A lot of living has happened in 8 years. I can’t tell you what my first day of teaching my first class was like. I can’t tell you what my husband was wearing when I first met him. I can’t describe how I felt the day my husband asked me to marry him. I can’t tell you what my first taste of crème brulee from our favorite restaurant C’est la Vie tasted like or what the Sarasota beach smells like. But I can tell you everything about the day Paul died. And the days or months that followed. I can describe to you what it was like to wake up every morning for months to my parents crying. I can tell you about how when I stood up to speak at his funeral, everyone was crying before I even spoke and I couldn't even look at my own mother. I can tell you about how I couldn’t get close to anyone for fear that they too, might leave me.

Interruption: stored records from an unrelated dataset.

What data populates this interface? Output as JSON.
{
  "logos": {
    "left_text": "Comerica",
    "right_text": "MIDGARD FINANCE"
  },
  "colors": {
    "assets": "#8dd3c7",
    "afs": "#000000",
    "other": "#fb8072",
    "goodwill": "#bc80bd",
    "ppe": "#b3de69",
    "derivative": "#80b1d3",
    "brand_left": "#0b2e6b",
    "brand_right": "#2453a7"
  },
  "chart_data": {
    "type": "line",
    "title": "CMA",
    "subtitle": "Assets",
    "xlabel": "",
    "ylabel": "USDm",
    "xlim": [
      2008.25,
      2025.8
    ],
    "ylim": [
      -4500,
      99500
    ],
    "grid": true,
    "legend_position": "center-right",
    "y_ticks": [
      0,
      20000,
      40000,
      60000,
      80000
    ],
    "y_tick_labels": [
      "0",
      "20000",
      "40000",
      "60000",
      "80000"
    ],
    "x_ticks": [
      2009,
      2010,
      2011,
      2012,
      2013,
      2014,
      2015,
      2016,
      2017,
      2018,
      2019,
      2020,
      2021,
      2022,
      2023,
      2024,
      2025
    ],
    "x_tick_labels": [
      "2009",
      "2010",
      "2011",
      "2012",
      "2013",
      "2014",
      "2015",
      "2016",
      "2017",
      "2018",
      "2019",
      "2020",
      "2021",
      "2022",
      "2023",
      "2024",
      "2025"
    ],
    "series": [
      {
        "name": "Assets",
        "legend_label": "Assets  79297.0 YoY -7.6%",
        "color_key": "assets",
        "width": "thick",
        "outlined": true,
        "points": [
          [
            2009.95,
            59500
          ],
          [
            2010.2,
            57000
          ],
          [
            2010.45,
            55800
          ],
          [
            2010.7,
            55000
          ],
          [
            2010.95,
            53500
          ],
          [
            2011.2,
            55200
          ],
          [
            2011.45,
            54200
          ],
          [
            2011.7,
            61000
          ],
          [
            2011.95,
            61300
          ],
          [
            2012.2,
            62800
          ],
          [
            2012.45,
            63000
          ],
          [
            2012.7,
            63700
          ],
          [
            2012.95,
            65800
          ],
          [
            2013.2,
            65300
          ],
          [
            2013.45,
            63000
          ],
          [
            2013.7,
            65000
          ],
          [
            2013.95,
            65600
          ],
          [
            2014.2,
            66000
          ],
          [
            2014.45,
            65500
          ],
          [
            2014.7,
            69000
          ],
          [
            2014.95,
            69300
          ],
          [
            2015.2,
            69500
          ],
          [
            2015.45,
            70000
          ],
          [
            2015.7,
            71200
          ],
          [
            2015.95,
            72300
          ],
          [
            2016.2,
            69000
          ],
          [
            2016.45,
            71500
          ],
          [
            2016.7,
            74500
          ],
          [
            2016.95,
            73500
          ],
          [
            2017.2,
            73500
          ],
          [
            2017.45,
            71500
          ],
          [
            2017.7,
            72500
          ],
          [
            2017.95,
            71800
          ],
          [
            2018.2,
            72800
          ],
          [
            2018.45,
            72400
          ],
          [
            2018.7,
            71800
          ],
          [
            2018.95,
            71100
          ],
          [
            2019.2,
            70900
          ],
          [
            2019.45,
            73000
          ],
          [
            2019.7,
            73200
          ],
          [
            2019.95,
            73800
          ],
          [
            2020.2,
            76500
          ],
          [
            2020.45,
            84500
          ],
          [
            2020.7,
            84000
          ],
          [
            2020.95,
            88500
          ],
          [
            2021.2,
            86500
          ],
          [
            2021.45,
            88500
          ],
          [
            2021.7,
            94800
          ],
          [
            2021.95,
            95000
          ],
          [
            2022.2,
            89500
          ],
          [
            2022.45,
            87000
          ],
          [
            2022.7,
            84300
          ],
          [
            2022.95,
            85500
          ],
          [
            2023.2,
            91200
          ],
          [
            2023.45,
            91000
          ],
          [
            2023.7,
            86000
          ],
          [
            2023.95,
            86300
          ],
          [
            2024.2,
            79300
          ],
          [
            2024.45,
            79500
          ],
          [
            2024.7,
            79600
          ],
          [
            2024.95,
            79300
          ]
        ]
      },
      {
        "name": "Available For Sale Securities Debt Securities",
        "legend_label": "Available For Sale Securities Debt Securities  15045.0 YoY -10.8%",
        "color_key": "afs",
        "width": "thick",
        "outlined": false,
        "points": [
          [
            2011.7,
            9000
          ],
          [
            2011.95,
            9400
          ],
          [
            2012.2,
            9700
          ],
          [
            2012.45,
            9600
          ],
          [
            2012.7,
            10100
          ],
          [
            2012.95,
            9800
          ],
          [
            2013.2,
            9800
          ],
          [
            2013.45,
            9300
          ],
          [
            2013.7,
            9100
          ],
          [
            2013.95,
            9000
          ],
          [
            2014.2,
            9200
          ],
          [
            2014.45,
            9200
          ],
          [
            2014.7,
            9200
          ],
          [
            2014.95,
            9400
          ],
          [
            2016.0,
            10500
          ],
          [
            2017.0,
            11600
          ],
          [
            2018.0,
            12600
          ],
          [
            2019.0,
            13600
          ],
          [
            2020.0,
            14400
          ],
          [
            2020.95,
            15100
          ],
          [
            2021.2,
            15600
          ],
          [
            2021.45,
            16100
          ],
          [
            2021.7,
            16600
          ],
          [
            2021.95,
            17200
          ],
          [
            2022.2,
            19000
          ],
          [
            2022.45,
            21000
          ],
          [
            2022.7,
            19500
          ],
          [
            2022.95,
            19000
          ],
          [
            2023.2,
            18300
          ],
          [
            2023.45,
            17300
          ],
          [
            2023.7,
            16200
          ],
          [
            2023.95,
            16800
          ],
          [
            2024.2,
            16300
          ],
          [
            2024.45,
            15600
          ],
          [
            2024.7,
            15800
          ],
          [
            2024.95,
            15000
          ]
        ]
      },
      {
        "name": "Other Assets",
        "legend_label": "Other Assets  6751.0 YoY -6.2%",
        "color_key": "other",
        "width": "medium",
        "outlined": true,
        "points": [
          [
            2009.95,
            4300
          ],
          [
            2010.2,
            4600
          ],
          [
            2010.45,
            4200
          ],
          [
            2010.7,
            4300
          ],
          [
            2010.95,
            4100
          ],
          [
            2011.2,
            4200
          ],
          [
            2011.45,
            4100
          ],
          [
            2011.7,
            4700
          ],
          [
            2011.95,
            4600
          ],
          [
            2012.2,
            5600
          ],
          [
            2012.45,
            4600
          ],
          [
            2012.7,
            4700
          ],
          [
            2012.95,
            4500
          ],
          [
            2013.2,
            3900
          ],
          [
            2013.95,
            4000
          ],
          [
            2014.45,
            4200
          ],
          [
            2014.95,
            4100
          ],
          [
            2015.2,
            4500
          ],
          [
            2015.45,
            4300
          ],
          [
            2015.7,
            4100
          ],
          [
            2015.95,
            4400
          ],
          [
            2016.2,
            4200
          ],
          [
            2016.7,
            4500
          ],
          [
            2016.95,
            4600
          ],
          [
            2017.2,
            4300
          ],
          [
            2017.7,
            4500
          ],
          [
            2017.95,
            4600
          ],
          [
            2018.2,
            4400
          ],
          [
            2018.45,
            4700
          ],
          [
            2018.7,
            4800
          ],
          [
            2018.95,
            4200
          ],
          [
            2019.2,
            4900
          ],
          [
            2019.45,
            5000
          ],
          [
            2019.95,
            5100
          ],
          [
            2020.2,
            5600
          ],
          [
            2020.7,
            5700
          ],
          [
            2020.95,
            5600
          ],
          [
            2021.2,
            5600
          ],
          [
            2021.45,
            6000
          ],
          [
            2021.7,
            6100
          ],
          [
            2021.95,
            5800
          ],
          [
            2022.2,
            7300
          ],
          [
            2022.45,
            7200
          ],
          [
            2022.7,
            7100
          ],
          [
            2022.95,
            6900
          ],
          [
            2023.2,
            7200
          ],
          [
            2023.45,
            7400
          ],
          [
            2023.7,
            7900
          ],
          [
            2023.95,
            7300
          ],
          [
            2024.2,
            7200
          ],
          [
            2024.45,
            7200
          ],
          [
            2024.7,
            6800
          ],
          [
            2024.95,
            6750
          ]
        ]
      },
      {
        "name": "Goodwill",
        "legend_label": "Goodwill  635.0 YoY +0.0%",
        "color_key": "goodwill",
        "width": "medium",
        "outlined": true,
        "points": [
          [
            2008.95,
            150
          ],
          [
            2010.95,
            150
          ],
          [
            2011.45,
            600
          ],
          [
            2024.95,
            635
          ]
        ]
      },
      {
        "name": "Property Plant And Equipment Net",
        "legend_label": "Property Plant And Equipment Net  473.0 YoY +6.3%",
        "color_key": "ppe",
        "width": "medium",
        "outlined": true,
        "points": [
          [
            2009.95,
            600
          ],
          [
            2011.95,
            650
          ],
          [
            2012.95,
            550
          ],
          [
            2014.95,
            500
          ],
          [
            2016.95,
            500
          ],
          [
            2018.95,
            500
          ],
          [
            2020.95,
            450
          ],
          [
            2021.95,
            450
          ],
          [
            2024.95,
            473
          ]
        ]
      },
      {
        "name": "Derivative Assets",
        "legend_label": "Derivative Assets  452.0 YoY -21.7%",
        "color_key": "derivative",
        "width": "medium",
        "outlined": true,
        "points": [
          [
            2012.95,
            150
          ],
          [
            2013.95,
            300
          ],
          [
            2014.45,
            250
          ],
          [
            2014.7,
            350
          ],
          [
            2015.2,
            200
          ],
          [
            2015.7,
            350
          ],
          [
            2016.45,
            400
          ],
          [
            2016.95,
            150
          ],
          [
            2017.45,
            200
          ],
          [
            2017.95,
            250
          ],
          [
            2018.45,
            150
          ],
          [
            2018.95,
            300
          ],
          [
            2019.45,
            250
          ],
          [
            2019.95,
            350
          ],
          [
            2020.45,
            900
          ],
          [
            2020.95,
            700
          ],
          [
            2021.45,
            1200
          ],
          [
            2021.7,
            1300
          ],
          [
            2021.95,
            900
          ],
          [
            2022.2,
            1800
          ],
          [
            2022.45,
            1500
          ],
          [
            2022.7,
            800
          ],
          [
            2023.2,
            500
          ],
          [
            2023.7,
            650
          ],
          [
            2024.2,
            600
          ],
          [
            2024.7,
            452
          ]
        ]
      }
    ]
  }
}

I can tell you what I was wearing at the hospital that Sunday morning (red hooded sweatshirt) and I can describe the duffel bag that I packed for my mom and dad since they stayed the night at the hospital. I can tell you what it was like to not be able to sleep for weeks because I couldn’t shut off my brain.

I often wonder how my life would have been different had Paul made it through. I would have never moved to Florida, never met my husband and therefore never had Juliette. In a strange or twisted way, I feel as if I need to thank Paul, for allowing me to grow and experience the things I did after he had gone. I can’t smell his cologne in my car anymore like I used to or feel his presence, but I know he’s somewhere out there in the universe. Thanks, Paulie, for giving me the strength to give just about anything a shot. Thank you, for reminding me that no matter what happens, you've always got family.